OPEN SOURCE IS THE NEW NORMAL IN DATA AND ANALYTICS
- April 7, 2019
- Posted by: admin
- Category: Uncategorized
- Scott Gnau is the CTO at Hortonworks and is enabling the next generation data architecture and driving technology vision in the enterprise. Hear what he has to say in this Article Published in Forbes Magazine,
- You hear a lot these days about how the growing deluge of digital data is changing the nature of how nearly every business operates fundamentally.
- I’ve argued for a while now that we’re at or near a data tipping pointbeyond which lies a new world where companies analyze many fundamentally new types of data in real-time and use it to make business decisions that were previously impossible.
- But after all tipping points, there are winners and losers. I believe in this case, the winners will share one really important quality: a deliberate choice in favor of leveraging open source technologies at the heart of their modern data architecture.
- With Hadoop (the software platform for distributed processing of large sets of data) at the core, open source data architectures have reached a new level of maturity that some companies may not yet fully appreciate. As several mega-trends have converged — cloud computing, artificial intelligence, the internet of things and streaming — open source technologies have risen to the occasion with projects including Apache NiFi, Apache Storm, and Apache Kafkato drive innovation.
- Open source data architectures are no longer analogous to research projects forever running in test environments for trials and experimentation. They’re now considered mainstream in the IT environments and are widely deployed in live production in several industries. In fact, it’s become so common that if you’re building a modern data architecture, chances are high you’re using an open source stack. For a historical comparison, Hadoop in 2017 is roughly where Linux was in 2005: breaking out from the technical curiosity into a mainstream technology used everywhere and driving business outcomes.
- Developers who’ve come of age in the GitHub era look at open source architectures as their preferred choice not only because they cost less to deploy and operate, but because they can drive meaningful value out of the core collaboration model. They’re comfortable with it not only because they can examine and tinker with the underlying source code to fully understand how it works, but also enhance it for specific needs, and contribute those enhancements back to the community at large.
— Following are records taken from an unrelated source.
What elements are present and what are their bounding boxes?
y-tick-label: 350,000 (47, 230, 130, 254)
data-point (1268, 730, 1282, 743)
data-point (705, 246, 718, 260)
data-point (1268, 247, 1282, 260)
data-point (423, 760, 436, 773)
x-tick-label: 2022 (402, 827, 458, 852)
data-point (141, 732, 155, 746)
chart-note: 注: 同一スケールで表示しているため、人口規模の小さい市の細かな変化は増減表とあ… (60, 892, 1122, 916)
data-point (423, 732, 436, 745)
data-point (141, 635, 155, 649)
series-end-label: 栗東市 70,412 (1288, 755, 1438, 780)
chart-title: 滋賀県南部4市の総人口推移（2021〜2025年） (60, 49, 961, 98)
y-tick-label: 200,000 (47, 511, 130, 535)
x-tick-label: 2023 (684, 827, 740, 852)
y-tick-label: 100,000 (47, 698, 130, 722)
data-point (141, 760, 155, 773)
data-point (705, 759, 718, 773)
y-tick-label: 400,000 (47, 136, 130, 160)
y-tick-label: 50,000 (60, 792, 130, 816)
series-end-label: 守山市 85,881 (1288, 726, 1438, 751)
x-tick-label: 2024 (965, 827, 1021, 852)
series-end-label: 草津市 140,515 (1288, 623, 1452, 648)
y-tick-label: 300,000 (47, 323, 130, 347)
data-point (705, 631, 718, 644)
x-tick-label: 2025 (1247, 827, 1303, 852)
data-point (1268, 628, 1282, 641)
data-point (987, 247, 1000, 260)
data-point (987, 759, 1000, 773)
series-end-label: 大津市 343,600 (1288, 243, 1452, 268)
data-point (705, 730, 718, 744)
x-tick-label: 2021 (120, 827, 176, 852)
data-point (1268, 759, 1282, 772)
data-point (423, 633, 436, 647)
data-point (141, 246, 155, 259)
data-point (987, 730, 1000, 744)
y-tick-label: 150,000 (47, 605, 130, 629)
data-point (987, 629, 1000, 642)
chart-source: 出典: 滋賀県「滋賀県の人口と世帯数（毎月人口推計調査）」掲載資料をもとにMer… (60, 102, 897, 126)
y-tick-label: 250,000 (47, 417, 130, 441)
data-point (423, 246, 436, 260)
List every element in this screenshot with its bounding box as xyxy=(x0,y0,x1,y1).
- There are a lot of great examples. Ford Motor Company (a client of ours) is using open sourceat the heart of its Smart Mobility initiative, gathering all kinds of data — averaging about 25 gigabytes of data per hour per car — to help improve the experience of driving and riding in its Ford Fusion hybrids.
- Macy’s, another company we work with, is using open source data technology to get a better understanding of its customers in order to communicate with them more effectively, and crafting advertising campaigns that reach the right shoppers at the right moment. And our client Progressive Insurance used Hadoop to analyze more than 15 billion milesworth of driving data gathered from its Snapshot devices plugged into the data ports of millions of cars. Drivers who tend to show safer driving habits get discounts on their insurance policies.
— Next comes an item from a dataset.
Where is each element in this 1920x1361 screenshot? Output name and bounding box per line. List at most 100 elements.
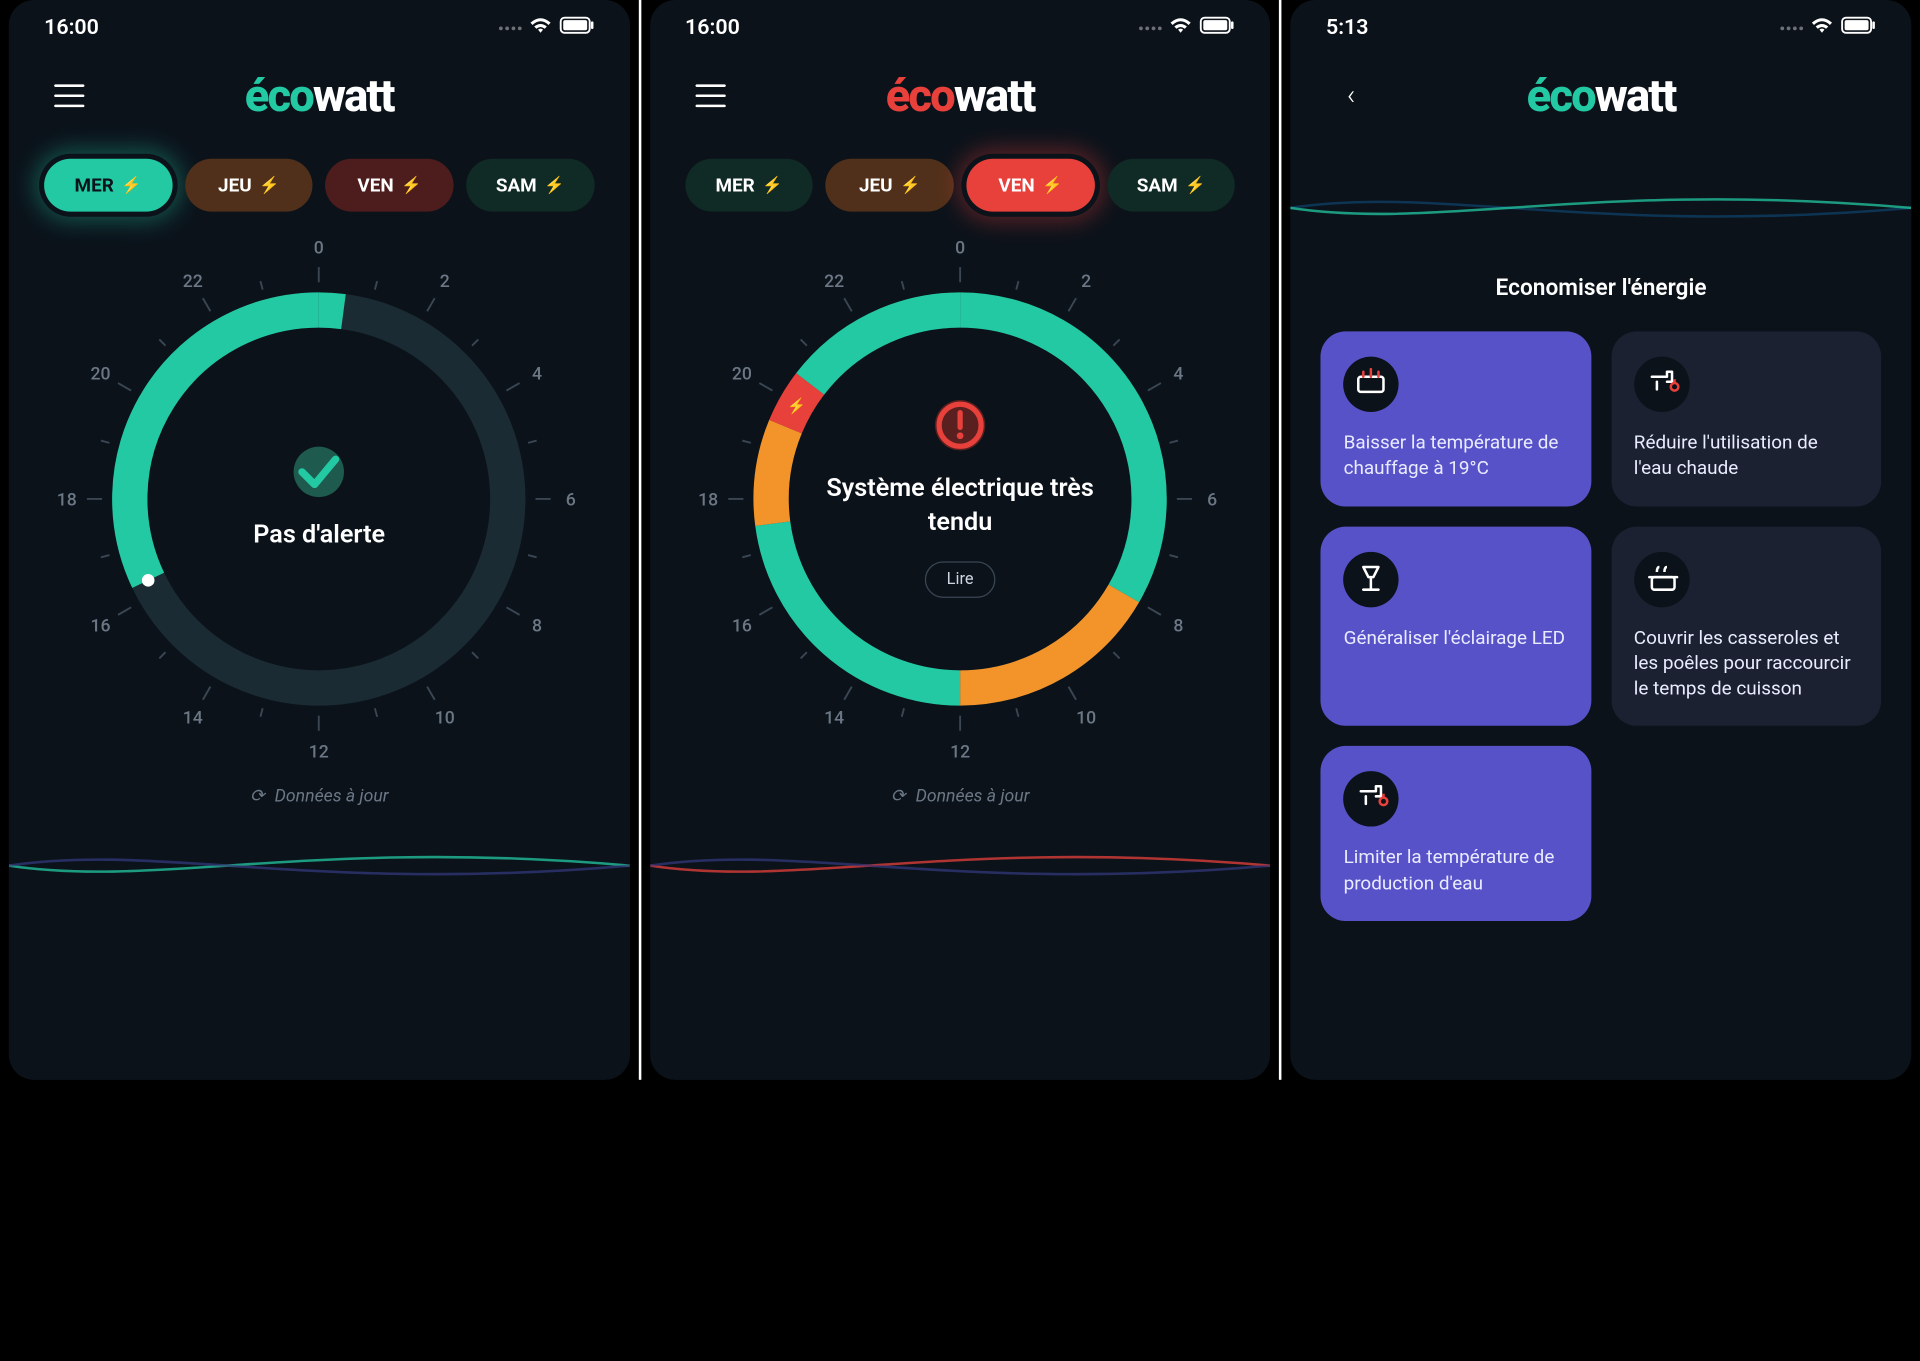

- Netflix is another great example. It is both a big user and a contributor to open source software. Data is key for Netflix to deliver the best experience to customers and it leverages many open source tools and services to get the most value from its data. Netflix even has its own Open Source Software Center.
- And some companies have found that using open source architectures provides the only cost-effective path to getting something done. U.K.-based utility company Centrica, parent of British Gas and client of ours, priced out a solution from an existing IT supplier that would have cost 5 million pounds deployed only 12 computing nodes.By switching to open source options, it spent 750,000 pounds for 250 computing nodes. The operational savings alone from shutting down its legacy solution basically meant the new systems paid for themselves.
- Outside of data and analytics, solutions based on open source technology are challenging well-established commercial vendors. MongoDB’s database is winning converts away from proprietary databases. Web application developers have flocked away from commercial products to open source development tools like Ruby on Rails, which has been used to build Hulu, Airbnb, Shopify and Square. Open source software even lies at the heart of new ways to build and operate massive data centers: The Facebook-sponsored Open Compute Projectaims to do nothing less than upend IT infrastructure by creating open standards and enabling rapid commoditization.
- The examples make it clear that the tipping point is more or less here, which means the time is now to decide how you’re doing to react. We’re past the point where making small incremental changes or playing it safe with traditional proprietary infrastructures will get you past it successfully. Either choice leaves you at risk of being left behind while your competitors move ahead. These are not incremental decisions, but are rather architectural disruptions.
- The losers will be the ones who make incremental moves only to realize they’re on an unsustainable path. They’ll wind up like the proverbial frog in boiling water that doesn’t notice the small temperature increases — until it’s too late.